L'entomologiste Gaspar Noé filme un couple âgé en bout de course. Elle souffre de la maladie d'Alzheimer et son mari de problèmes cardiaques. L'écran se divise en deux pour mieux traquer en simultané leurs solitudes. Dans le grand appartement submergé de livres et de souvenirs, nos termites vont et viennent à leurs occupations. L'oeil des caméras et les micros enregistrent le moindre de leurs gestes (y compris sur la cuvette des toilettes), la moindre de leurs paroles. Plongés dans ce labyrinthe, les spectateurs assistent à une expérience de laboratoire, transformés en témoins d'une lente agonie...
Psychiatre à la retraite, la mère (Françoise Lebrun) perd la tête, vit dans un monde quasi incommunicable, rédige des ordonnances peu orthodoxes. Dans un moment de lucidité, elle reconnaît qu'ils ingurgitent d'énormes quantités de médicaments. Son mari (Dario Argento) s'inquiète, ce qui le perturbe (il écrit un livre sur le cinéma et les rêves). Quand elle quitte la maison, elle ne répond plus au téléphone et son mari doit partir à sa recherche...

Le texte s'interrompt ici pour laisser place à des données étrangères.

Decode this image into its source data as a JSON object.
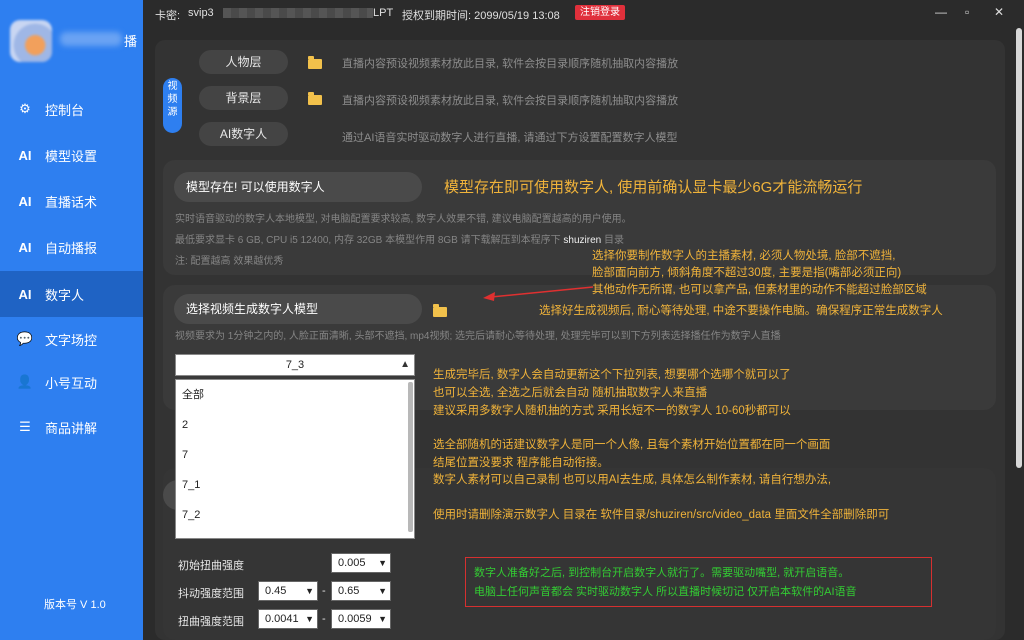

Pourtant le film avait bien commencé. Françoise Hardy en gros plan, éclatante de jeunesse, chante "Mon amie la rose". Et le couple se salue, tout sourire, à leur fenêtre avant de se retrouver sur leur balcon pour partager un verre. L'écran n'est pas encore partagé en deux, nous les voyons ensemble et heureux. Alors, la vie est belle comme l'affirme la mère...
Leur fils Stéphane (Alex Lutz) s'interroge : ses parents ne sont-ils pas en danger, incapables de se porter secours en cas de défaillance ? Sa bonne volonté est touchante, élargit la focale au-delà du labyrinthe parental. Illusion ! Toxicomane, Stéphane ne peut les aider, peine à s'occuper de son fils Kiki et à se prendre en main... Le film constate une série d'impasses, détaille les dépendances au grand âge, aux maladies incurables, aux médicaments et aux drogues (l'ex-femme de Stéphane fait une cure de désintoxication loin des siens). La mère ne reconnaît plus son mari et son fils chéris. L'amour seul ne suffit plus à souder les êtres de plus en plus séparés, isolés dans leurs problèmes.
L'expérience de Gaspar Noé est éprouvante, brosse un tableau clinique de nos difficultés existentielles. Les déprimés s'en abstiendront ! La tentation du suicide rode : overdose de médicaments ? Ou le gaz ? Pas de quartier pour le livre du mari sur le cinéma et les rêves ! L'écran demeure divisé en deux, y compris quand nous suivons la vie de Stéphane. Le procédé me semble alors artificiel et m'agace. Comme le film s'avère interminable (2h22mn), nous cogitons en boucle : les deux écrans symbolisent-ils les deux "moitiés" d'un couple à la dérive ? Voire les deux hémisphères de notre cerveau ? Nous anticipons chaque épisode d'une bascule programmée dans les oubliettes de nos vies éphémères.